Now is an excellent time to sell your Levi shares. You likely picked him up for free at some point this year, and unlike Benning, there is quite a bit of hype around the young Sabres prospect. But while Benning might conceivably be a two- or three-year wait, Levi could easily be four or five. He is currently only 21 years old and could easily play another couple years in college followed by a couple more as an AHL starter. At that point, maybe he makes the jump to the NHL primarily as a backup before ideally playing his way into a starter's role. So it could be 2026-27 before Levi posts his first NHL statistics with no guarantee that he is helpful to fantasy squads by that point.

If you can find a dance partner, point to Levi's stats and awards and move him in the offseason for a goalie prospect like Spencer Martin (VAN) or Ivan Fedotov (PHI) who is set to see NHL games as early as 2022-23. I have increasingly taken the advice of Dobber and others, including the Zero-G draft strategy from Apples and Ginos, to pass on shiny new G prospects with extended timelines in favour of older tenders on the verge of NHL action. Levi may indeed become an NHL star in half a decade, but both Martin and Fedotov have signed NHL contracts and appear set to play backup roles for their respective teams in 2022-23. You could strike fantasy gold with this approach if either Thatcher Demko or Carter Hart hits a rough patch or goes down with an injury next year.
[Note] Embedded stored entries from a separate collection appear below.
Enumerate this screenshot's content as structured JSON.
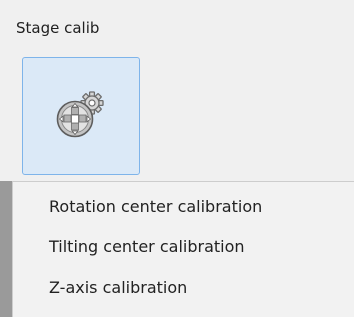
{
  "group": {
    "label": "Stage calib",
    "button": {
      "icon": "stage-calibration-gear-icon"
    }
  },
  "menu": {
    "items": [
      {
        "label": "Rotation center calibration"
      },
      {
        "label": "Tilting center calibration"
      },
      {
        "label": "Z-axis calibration"
      }
    ]
  }
}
Other goaltenders who would make sense to invest in now for these same reasons include Pyotr Kochetkov (CAR), Filip Gustavsson (OTT), Logan Thompson (VGK), Connor Ingram (NAS), Ukko-Pekka Luukkonen (BUF), Daniil Tarasov (CBJ), and perhaps Ivan Prosvetov (ARI).

Until recently, Ilya Konovalov (EDM) would have been on this list but his agent recently announced plans to terminate his NHL contract and return to the KHL. As a side note, perhaps this news means Oilers prospect Ryan Fanti gets more hype now in fantasy. He posted an impressive 1.83 GAA and 0.929 SV% as an NCAA sophomore, though he falls into the same timeline trap as Levi and would be more of a speculative trade bait stash to hopefully snag an Oilers fan in your league.